The tale spun in this book takes the reader through three generations of Kenyan women and their progeny, spanning over 100 years. It begins in a nineteenth century rural village in Western Kenya and courses through to the end of the twentieth century in modern-day Nairobi. In that river-like course, it touches on many themes including, women, family, religion, loss and suffering.
Many of these aspects appealed to me, especially seeing how the characters in the book dealt with them in a very ordinary, very dignified and very African way. And what caught my attention was one of the characters - Vera - joined Opus Dei as a non-marrying member. There was something about the character and this Opus Dei I'd heard nearly nothing about that enchanted me.

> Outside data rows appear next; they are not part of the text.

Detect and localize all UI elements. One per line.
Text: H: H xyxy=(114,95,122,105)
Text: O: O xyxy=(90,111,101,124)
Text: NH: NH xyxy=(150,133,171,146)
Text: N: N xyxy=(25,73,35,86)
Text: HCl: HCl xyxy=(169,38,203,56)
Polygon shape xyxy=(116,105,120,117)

After finishing my final exams in November, I set myself to find out exactly what this Opus Dei was. My search linked Opus Dei in Kenya with Strathmore. I jumped on a matatu early one morning and made my way to what I later discovered was Strathmore School. At the reception, I was told that this was a primary and secondary school, and that I may find activities for young men my age in Strathmore University. I jumped on another matatu and made my way across the city to Strathmore University to find this Opus Dei.
At the University, I was put in touch with a gentleman who after listening to my quest-cum-adventure introduced me to a neighbouring centre of Opus Dei that organised activities for university students and young professionals. I was finally getting to learn what this Opus Dei was - how it was that Vera could be so committed to her faith and not become a nun or a sister or some person wearing a habit; how it was that she could so counter-culturally give up the possibility of marriage and continue with her ordinary professional work.
In the following months and years, I discovered that my call was not to be like Vera. I'm married now and blessed with a small growing family. But I still attend the means of formation organised by friends of mine who are members of Opus Dei as much as my work, and travelling and family duties permit... My favourite perhaps would be the monthly talks on becoming even better husbands, and the online meditations (guided prayer sessions) that we've been having every Monday. For me, they are a compass amid my family life and my professional work. They give me tips and ideas on how to love both, how to provide and care for my family and to use all these occasions as an opportunity to love God more.
Vera may have been a fictitious character in a celebrated novel, but she led me to something real.